Evento: https://dpsp.theiet.org/2026-global
IET London: Savoy Place — um cenário que reforça tradição, rigor e continuidade
Um dos pontos que mais chama atenção no DPSP é o próprio local: o IET London: Savoy Place. Nas áreas internas do IET, tivemos contato com registros históricos que lembram o legado da área — e, ao mesmo tempo, inspiram o futuro da engenharia.
Entre os destaques:
- o totem das “100 ideias de engenharia que mudaram o mundo”, em um cenário que conecta passado e visão de futuro;
- a homenagem a Lord Kelvin, pioneiro da engenharia elétrica;
- e a placa com a lista de Presidentes do “Institution of Electrical Engineers”, reforçando a tradição e a continuidade do setor.

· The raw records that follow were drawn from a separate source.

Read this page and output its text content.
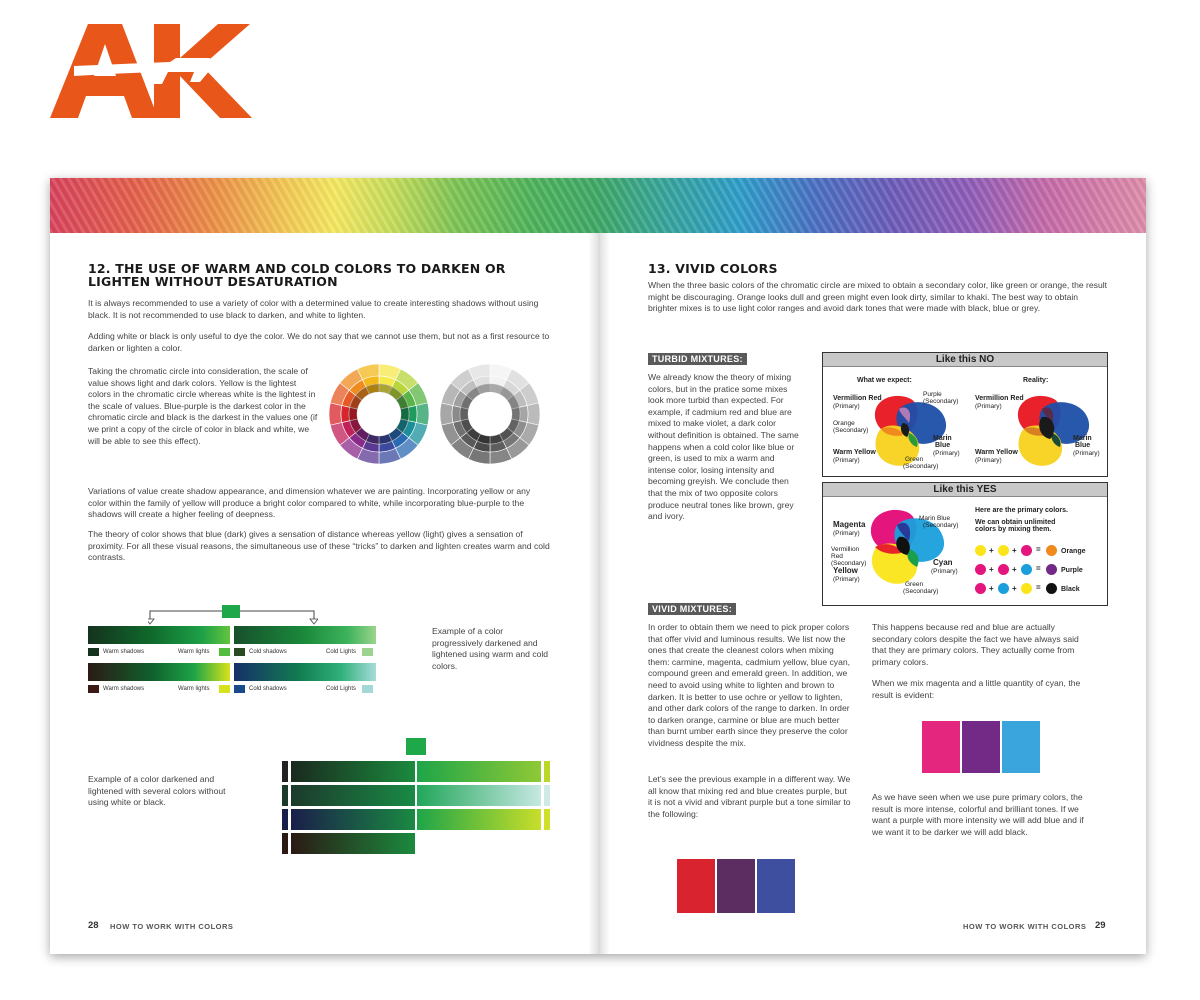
12. THE USE OF WARM AND COLD COLORS TO DARKEN OR LIGHTEN WITHOUT DESATURATION
It is always recommended to use a variety of color with a determined value to create interesting shadows without using black. It is not recommended to use black to darken, and white to lighten.
Adding white or black is only useful to dye the color. We do not say that we cannot use them, but not as a first resource to darken or lighten a color.
Taking the chromatic circle into consideration, the scale of value shows light and dark colors. Yellow is the lightest colors in the chromatic circle whereas white is the lightest in the scale of values. Blue-purple is the darkest color in the chromatic circle and black is the darkest in the values one (if we print a copy of the circle of color in black and white, we will be able to see this effect).
Variations of value create shadow appearance, and dimension whatever we are painting. Incorporating yellow or any color within the family of yellow will produce a bright color compared to white, while incorporating blue-purple to the shadows will create a higher feeling of deepness.
The theory of color shows that blue (dark) gives a sensation of distance whereas yellow (light) gives a sensation of proximity. For all these visual reasons, the simultaneous use of these “tricks” to darken and lighten creates warm and cold contrasts.
Warm shadows	Warm lights	Cold shadows	Cold Lights
Warm shadows	Warm lights	Cold shadows	Cold Lights
Example of a color progressively darkened and lightened using warm and cold colors.
Example of a color darkened and lightened with several colors without using white or black.
28 HOW TO WORK WITH COLORS
13. VIVID COLORS
When the three basic colors of the chromatic circle are mixed to obtain a secondary color, like green or orange, the result might be discouraging. Orange looks dull and green might even look dirty, similar to khaki. The best way to obtain brighter mixes is to use light color ranges and avoid dark tones that were made with black, blue or grey.
TURBID MIXTURES:
We already know the theory of mixing colors, but in the pratice some mixes look more turbid than expected. For example, if cadmium red and blue are mixed to make violet, a dark color without definition is obtained. The same happens when a cold color like blue or green, is used to mix a warm and intense color, losing intensity and becoming greyish. We conclude then that the mix of two opposite colors produce neutral tones like brown, grey and ivory.
Like this NO
What we expect:	Reality:
Vermillion Red
(Primary)
Purple
(Secondary)
Orange
(Secondary)
Marin
Blue
(Primary)
Warm Yellow
(Primary)	Green
(Secondary)
Vermillion Red
(Primary)
Marin
Blue
(Primary)
Warm Yellow
(Primary)
Like this YES
Magenta
(Primary)
Marin Blue
(Secondary)
Vermillion
Red
(Secondary)
Yellow
(Primary)
Cyan
(Primary)
Green
(Secondary)
Here are the primary colors.
We can obtain unlimited colors by mixing them.
+ + =	Orange
+ + =	Purple
+ + =	Black
VIVID MIXTURES:
In order to obtain them we need to pick proper colors that offer vivid and luminous results. We list now the ones that create the cleanest colors when mixing them: carmine, magenta, cadmium yellow, blue cyan, compound green and emerald green. In addition, we need to avoid using white to lighten and brown to darken. It is better to use ochre or yellow to lighten, and other dark colors of the range to darken. In order to darken orange, carmine or blue are much better than burnt umber earth since they preserve the color vividness despite the mix.
Let's see the previous example in a different way. We all know that mixing red and blue creates purple, but it is not a vivid and vibrant purple but a tone similar to the following:
This happens because red and blue are actually secondary colors despite the fact we have always said that they are primary colors. They actually come from primary colors.
When we mix magenta and a little quantity of cyan, the result is evident:
As we have seen when we use pure primary colors, the result is more intense, colorful and brilliant tones. If we want a purple with more intensity we will add blue and if we want it to be darker we will add black.
HOW TO WORK WITH COLORS 29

Esse contexto deixa uma mensagem direta para quem trabalha com proteção: a inovação é bem-vinda — mas ela precisa caminhar junto de método, rastreabilidade e evidência técnica.
O centro das discussões: modernização com segurança e prova de desempenho
No DPSP, o foco segue no que realmente move a modernização com segurança e validação técnica — e que já está impactando projetos e critérios de engenharia no campo:
- Subestações Digitais: interoperabilidade, engenharia orientada a dados, e exigências mais fortes de teste e comissionamento.
- WAMPACS: novas necessidades de monitoramento e atuação em ampla área, com implicações diretas em sincronismo e coordenação.
- VPACs: desafios de controle de tensão e reativos em um sistema mais dinâmico, exigindo integração consistente entre controle e proteção.
- IBRs (Inverter-Based Resources): impactos cada vez mais visíveis na performance do sistema e nos critérios de proteção, alterando premissas clássicas e elevando a necessidade de validação em cenários variados.
Em outras palavras: não é só “adotar tecnologia”. É definir critérios, provar comportamento, e garantir que a modernização entregue confiabilidade e previsibilidade.
Conclusão: mais colaboração, mais validação, mais confiança
O DPSP Global 2026 reforça um ponto essencial para o setor: a evolução da proteção exige colaboração entre utilities, fabricantes, integradores e especialistas, com foco em testes consistentes e decisões sustentadas por evidência.
Seguimos acompanhando e contribuindo com esse movimento — transformando troca técnica em impacto prático para projetos e clientes.